Die Freiburger Stadtbau, die die Umfrage gemeinsam mit der IHK erhoben hat, will auch ihren Teil beitragen. „Die Bauarbeiten für Freiburgs erstes Azubi-Wohnungsprojekt an der Wirthstraße (wir berichteten) haben bereits begonnen“, so die beiden Geschäftsführer Magdalena Szablewska und Matthias Müller. Die 89 Ein- und Zwei-Zimmer-Apartments können voraussichtlich im Sommer 2026 bezogen werden. Im laufenden Jahr wird zudem der Startschuss für das FSB-Projekt „Mitarbeiterwohnen“ erfolgen, bei dem Unternehmen Wohnungen erwerben und an ihre Beschäftigten vermieten sowie die damit verbundenen Steuervorteile nutzen können.

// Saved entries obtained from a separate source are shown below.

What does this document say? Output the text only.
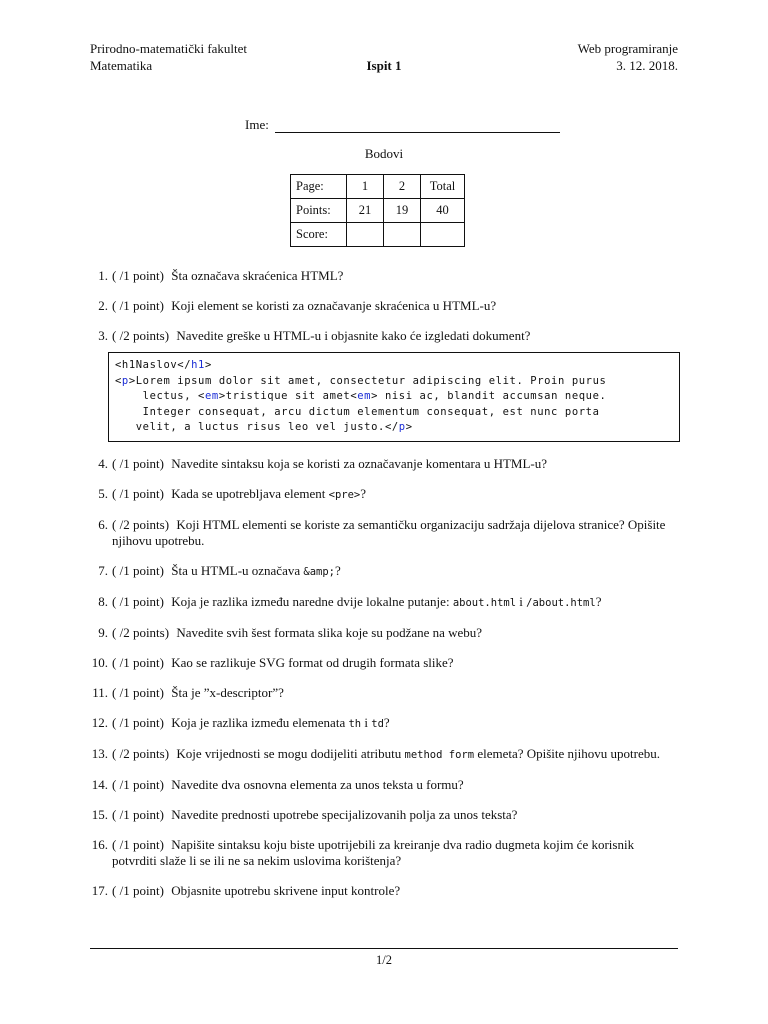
Prirodno-matematički fakultet
Matematika	Ispit 1
Web programiranje
3. 12. 2018.
Ime:
Bodovi
Page:	1	2	Total
Points:	21	19	40
Score:			
1. ( /1 point) Šta označava skraćenica HTML?
2. ( /1 point) Koji element se koristi za označavanje skraćenica u HTML-u?
3. ( /2 points) Navedite greške u HTML-u i objasnite kako će izgledati dokument?
<h1Naslov</h1>
<p>Lorem ipsum dolor sit amet, consectetur adipiscing elit. Proin purus
lectus, <em>tristique sit amet<em> nisi ac, blandit accumsan neque.
Integer consequat, arcu dictum elementum consequat, est nunc porta
velit, a luctus risus leo vel justo.</p>
4. ( /1 point) Navedite sintaksu koja se koristi za označavanje komentara u HTML-u?
5. ( /1 point) Kada se upotrebljava element <pre>?
6. ( /2 points) Koji HTML elementi se koriste za semantičku organizaciju sadržaja dijelova stranice? Opišite njihovu upotrebu.
7. ( /1 point) Šta u HTML-u označava &amp;?
8. ( /1 point) Koja je razlika između naredne dvije lokalne putanje: about.html i /about.html?
9. ( /2 points) Navedite svih šest formata slika koje su podžane na webu?
10. ( /1 point) Kao se razlikuje SVG format od drugih formata slike?
11. ( /1 point) Šta je ”x-descriptor”?
12. ( /1 point) Koja je razlika između elemenata th i td?
13. ( /2 points) Koje vrijednosti se mogu dodijeliti atributu method form elemeta? Opišite njihovu upotrebu.
14. ( /1 point) Navedite dva osnovna elementa za unos teksta u formu?
15. ( /1 point) Navedite prednosti upotrebe specijalizovanih polja za unos teksta?
16. ( /1 point) Napišite sintaksu koju biste upotrijebili za kreiranje dva radio dugmeta kojim će korisnik potvrditi slaže li se ili ne sa nekim uslovima korištenja?
17. ( /1 point) Objasnite upotrebu skrivene input kontrole?
1/2
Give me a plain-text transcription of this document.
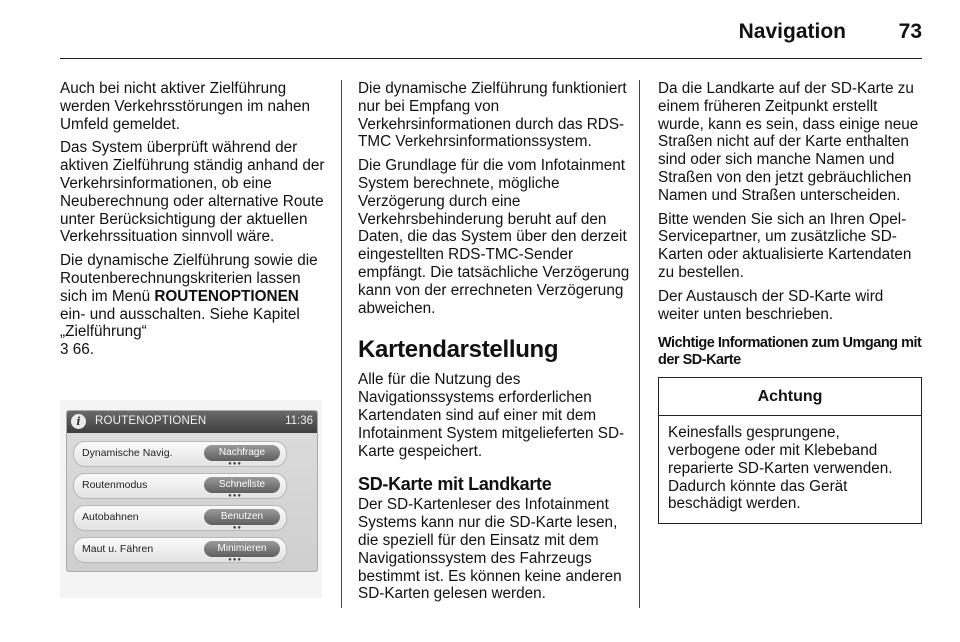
Navigation	73

Auch bei nicht aktiver Zielführung werden Verkehrsstörungen im nahen Umfeld gemeldet.

Das System überprüft während der aktiven Zielführung ständig anhand der Verkehrsinformationen, ob eine Neuberechnung oder alternative Route unter Berücksichtigung der aktuellen Verkehrssituation sinnvoll wäre.

Die dynamische Zielführung sowie die Routenberechnungskriterien lassen sich im Menü ROUTENOPTIONEN ein- und ausschalten. Siehe Kapitel „Zielführung“
3 66.

i	ROUTENOPTIONEN	11:36
Dynamische Navig.	Nachfrage
●●●
Routenmodus	Schnellste
●●●
Autobahnen	Benutzen
●●
Maut u. Fähren	Minimieren
●●●

Die dynamische Zielführung funktioniert nur bei Empfang von Verkehrsinformationen durch das RDS-TMC Verkehrsinformationssystem.

Die Grundlage für die vom Infotainment System berechnete, mögliche Verzögerung durch eine Verkehrsbehinderung beruht auf den Daten, die das System über den derzeit eingestellten RDS-TMC-Sender empfängt. Die tatsächliche Verzögerung kann von der errechneten Verzögerung abweichen.

Kartendarstellung

Alle für die Nutzung des Navigationssystems erforderlichen Kartendaten sind auf einer mit dem Infotainment System mitgelieferten SD-Karte gespeichert.

SD-Karte mit Landkarte

Der SD-Kartenleser des Infotainment Systems kann nur die SD-Karte lesen, die speziell für den Einsatz mit dem Navigationssystem des Fahrzeugs bestimmt ist. Es können keine anderen SD-Karten gelesen werden.

Da die Landkarte auf der SD-Karte zu einem früheren Zeitpunkt erstellt wurde, kann es sein, dass einige neue Straßen nicht auf der Karte enthalten sind oder sich manche Namen und Straßen von den jetzt gebräuchlichen Namen und Straßen unterscheiden.

Bitte wenden Sie sich an Ihren Opel-Servicepartner, um zusätzliche SD-Karten oder aktualisierte Kartendaten zu bestellen.

Der Austausch der SD-Karte wird weiter unten beschrieben.

Wichtige Informationen zum Umgang mit der SD-Karte
Achtung
Keinesfalls gesprungene, verbogene oder mit Klebeband reparierte SD-Karten verwenden. Dadurch könnte das Gerät beschädigt werden.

„Der Ausbau von Mitarbeiterwohnungen bedarf einer großen Kraftanstrengung von Unternehmen, Projektleitern und Kommunen“, sagt Alwin Wagner. Baulandreserven müssten aktiviert, Baugenehmigungen beschleunigt und innovative Bauweisen gefördert werden. Kommunen bräuchten dafür den Rückhalt von oben, erklärt Wagner und appelliert an die politischen Entscheidungsträger im Land, über Parteigrenzen hinweg an einer Lösung mitzuwirken: „Wir müssen unseren Standort attraktiv halten.“ Die Zeit dränge: Bis 2035 könnte die Zahl der fehlenden Fachkräfte allein in Baden-Württemberg auf 933.000 steigen.